Can a Programming Language Make You Smarter? - gigasquid
http://gigasquidsoftware.com/blog/2015/12/20/can-a-programming-language-make-you-smarter/
======
daviddaviddavid
If my only criterion in choosing a programming language was to make myself
smarter, I would probably choose Prolog or a similar language. I find that
when I'm writing Prolog I am forced to think precisely about the problem at
hand. The reason for this is that the programs one is writing are basically
just specifications of the truth conditions that constitute a solution to the
problem.

Other languages (especially those with flexible syntaxes) make me feel more
mentally limber due to the amount of creativity they encourage. But Prolog is
the only language I've ever written that makes me feel like I might actually
tack on an IQ point.

------
im_down_w_otp
I'm 100% certain that I'm a better engineer and designer/architect as a result
of learning Erlang. Not just the language, but the OTP patterns and also the
BEAM VM internals.

I design and build better software in other languages and ecosystems and have
a much, much higher bar for what constitutes properly encapsulated concerns,
coherent failure management, and "completeness" as a result of having used
Erlang in production.

My Scala is better, my Rust is better, my C is better, and my framework of
thinking for how to design software is better. Hell, even my Javascript is
better. Despite being a niche inside a niche as far as languages/ecosystems
go, the decision to learn it might be one of the best decisions of my career.

------
y0y
Unrelated to the question in the title, but a friend and I have often talked
about this. Neither of us are in any way experts in psychology/neurology/etc.
- we're lowly developers.

However, to us it made sense that language increases the cognitive ability of
the brain because it's like memoization. We now have a symbol to represent a
concept. We don't have to re-compute it over and over again. So now we
reference that symbol when we are thinking and can build upon it and attach
new symbols. Without having to re-compute, so to speak, the whole underlying
framework/structure we are better able to utilize our cognitive cpu.

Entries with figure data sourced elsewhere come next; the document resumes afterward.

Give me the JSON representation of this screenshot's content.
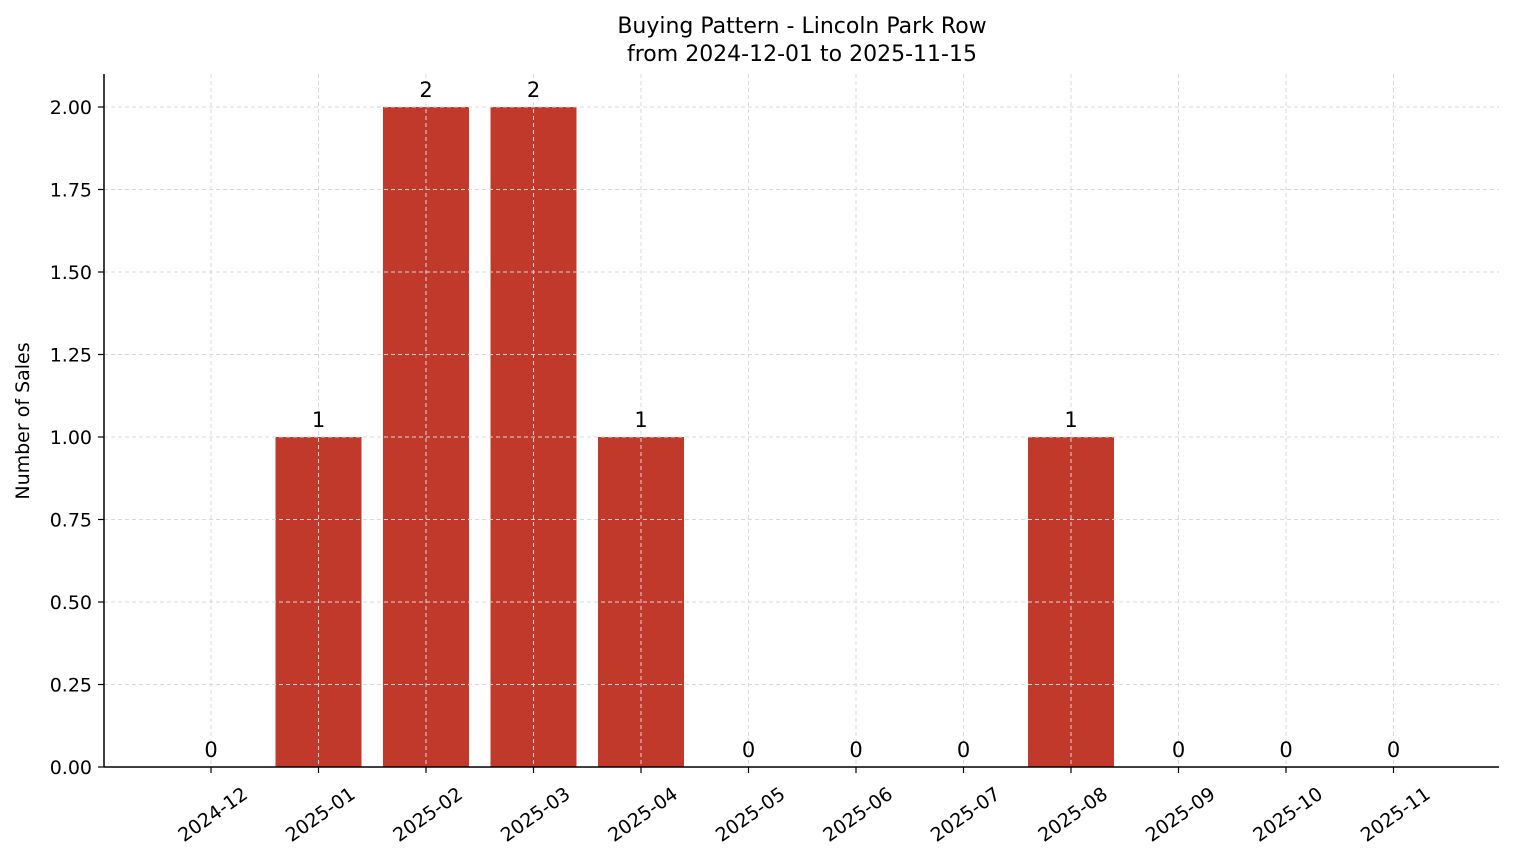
{
  "chart_data": {
    "type": "bar",
    "title": "Buying Pattern - Lincoln Park Row",
    "subtitle": "from 2024-12-01 to 2025-11-15",
    "xlabel": "",
    "ylabel": "Number of Sales",
    "categories": [
      "2024-12",
      "2025-01",
      "2025-02",
      "2025-03",
      "2025-04",
      "2025-05",
      "2025-06",
      "2025-07",
      "2025-08",
      "2025-09",
      "2025-10",
      "2025-11"
    ],
    "values": [
      0,
      1,
      2,
      2,
      1,
      0,
      0,
      0,
      1,
      0,
      0,
      0
    ],
    "ylim": [
      0,
      2.1
    ],
    "yticks": [
      "0.00",
      "0.25",
      "0.50",
      "0.75",
      "1.00",
      "1.25",
      "1.50",
      "1.75",
      "2.00"
    ],
    "grid": true,
    "bar_color": "#c0392b"
  }
}
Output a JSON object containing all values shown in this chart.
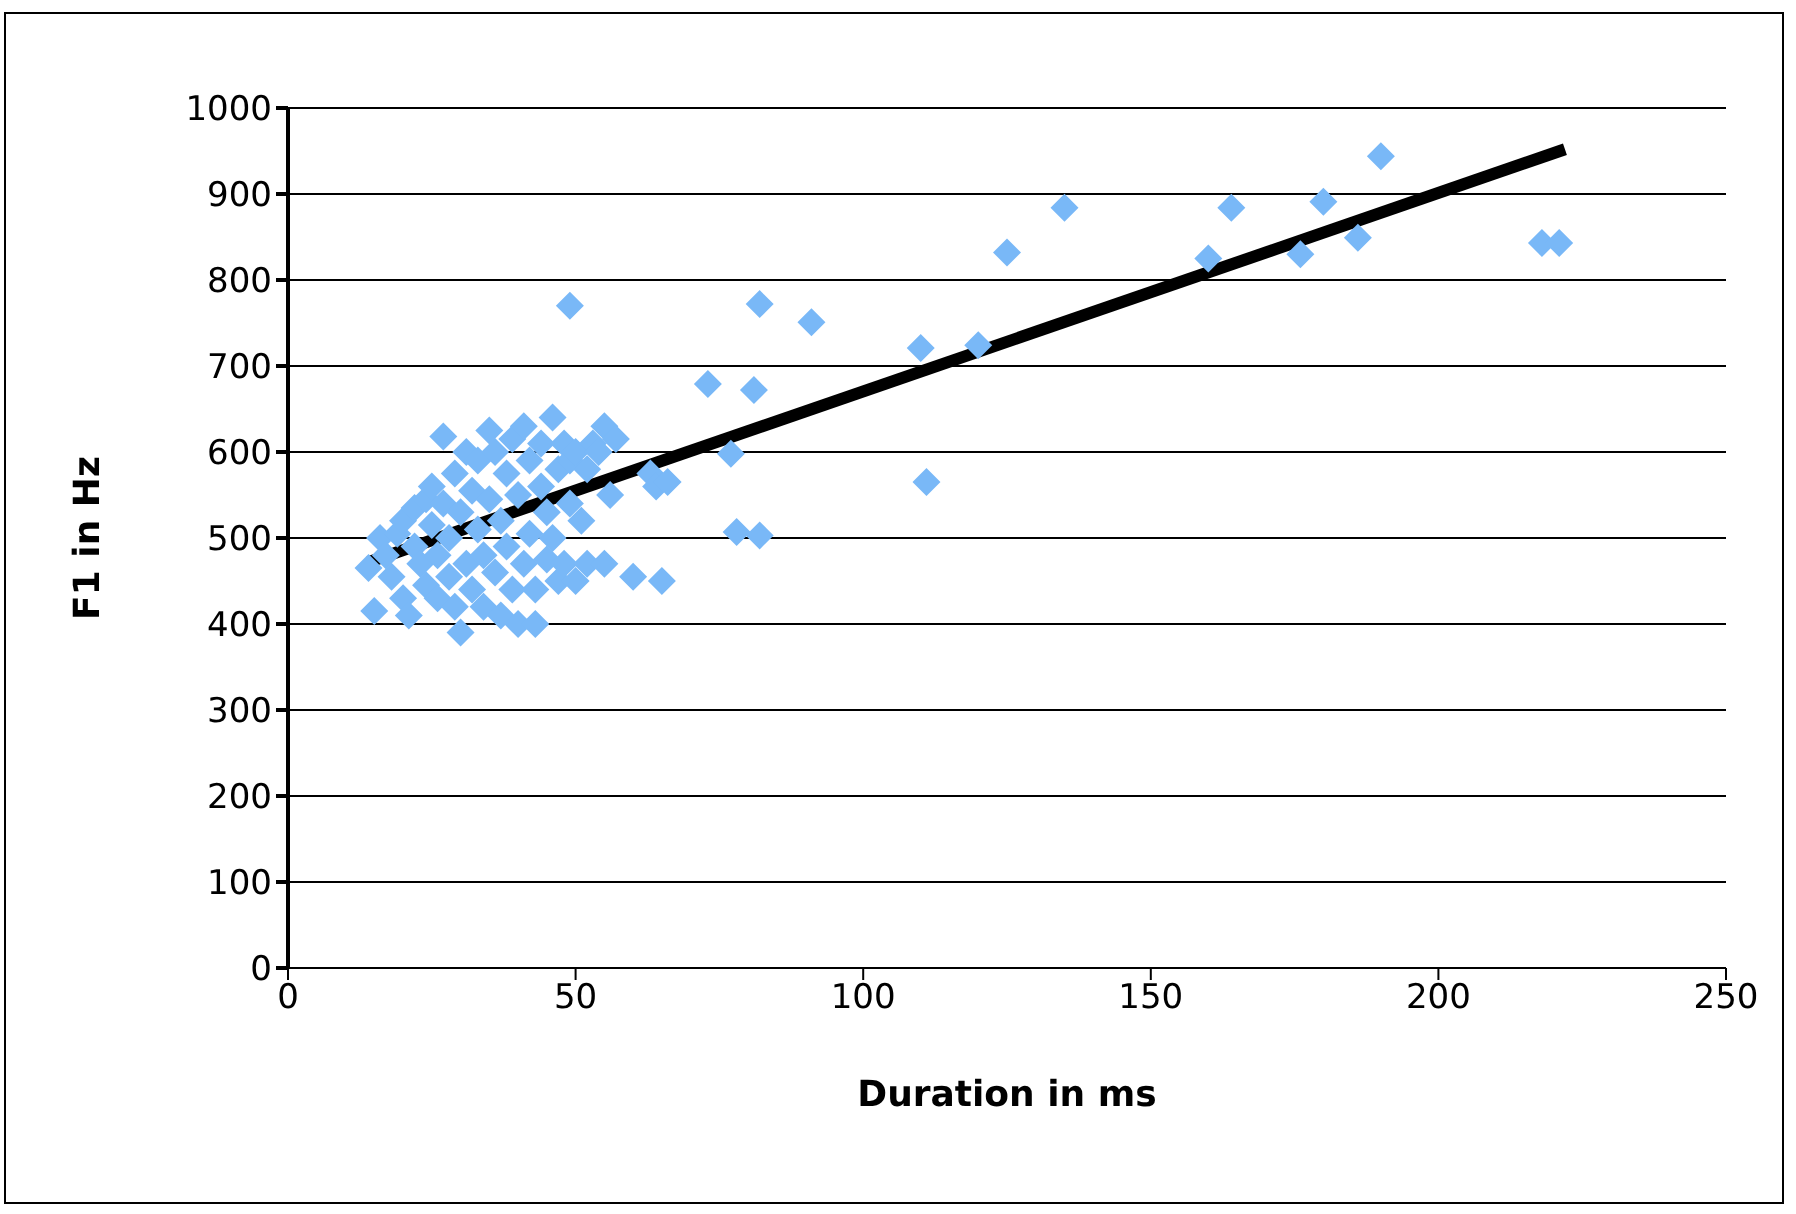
{
  "chart_data": {
    "type": "scatter",
    "xlabel": "Duration in ms",
    "ylabel": "F1 in Hz",
    "xlim": [
      0,
      250
    ],
    "xticks": [
      0,
      50,
      100,
      150,
      200,
      250
    ],
    "ylim": [
      0,
      1000
    ],
    "yticks": [
      0,
      100,
      200,
      300,
      400,
      500,
      600,
      700,
      800,
      900,
      1000
    ],
    "grid": "y",
    "legend": false,
    "series": [
      {
        "marker": "diamond",
        "color": "#79b8f7",
        "x": [
          14,
          15,
          16,
          17,
          18,
          19,
          20,
          20,
          21,
          22,
          22,
          23,
          24,
          24,
          25,
          25,
          26,
          26,
          27,
          27,
          28,
          28,
          29,
          29,
          30,
          30,
          31,
          31,
          32,
          32,
          33,
          33,
          34,
          34,
          35,
          35,
          36,
          36,
          37,
          37,
          38,
          38,
          39,
          39,
          40,
          40,
          41,
          41,
          42,
          42,
          43,
          43,
          44,
          44,
          45,
          45,
          46,
          46,
          47,
          47,
          48,
          48,
          49,
          49,
          50,
          50,
          51,
          52,
          52,
          53,
          54,
          55,
          55,
          56,
          57,
          60,
          63,
          64,
          65,
          66,
          49,
          73,
          77,
          78,
          81,
          82,
          82,
          91,
          110,
          111,
          120,
          125,
          135,
          160,
          164,
          176,
          180,
          186,
          190,
          218,
          221
        ],
        "values": [
          465,
          415,
          500,
          480,
          455,
          505,
          430,
          520,
          410,
          490,
          535,
          470,
          545,
          445,
          515,
          560,
          480,
          430,
          618,
          540,
          500,
          455,
          575,
          420,
          390,
          530,
          600,
          470,
          440,
          555,
          510,
          590,
          420,
          480,
          625,
          545,
          460,
          600,
          410,
          520,
          575,
          490,
          440,
          615,
          400,
          550,
          630,
          470,
          505,
          590,
          400,
          440,
          560,
          610,
          475,
          530,
          640,
          500,
          580,
          450,
          610,
          470,
          540,
          590,
          450,
          600,
          520,
          580,
          470,
          610,
          600,
          630,
          470,
          550,
          615,
          455,
          575,
          560,
          450,
          565,
          770,
          679,
          598,
          507,
          672,
          772,
          503,
          751,
          721,
          565,
          724,
          832,
          884,
          825,
          884,
          830,
          891,
          849,
          944,
          843,
          843
        ]
      },
      {
        "type": "line",
        "color": "#000000",
        "x": [
          14,
          222
        ],
        "values": [
          472,
          952
        ]
      }
    ]
  }
}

Whether that is true in any way is beyond me, but it made sense to us.

------
drallison
The question is poorly formed. How do you measure smartness? And who is doing
the measuring.

A programming language can provide a framework for problem solving, and such a
framework can make the task of solving a class of problems easier. Because
problems can be solved with less work, it makes you feel smarter. Having the
right abstractions makes problem solving simpler.

------
isolate
Learning to program can teach you approach other areas of your life with more
rigor: separating concerns, minimizing dependencies, iterating fully or with a
short-circuit over a collection, refactoring, eliminating cruft, keeping
history, reducing constant factors, task decomposition, etc. etc. etc.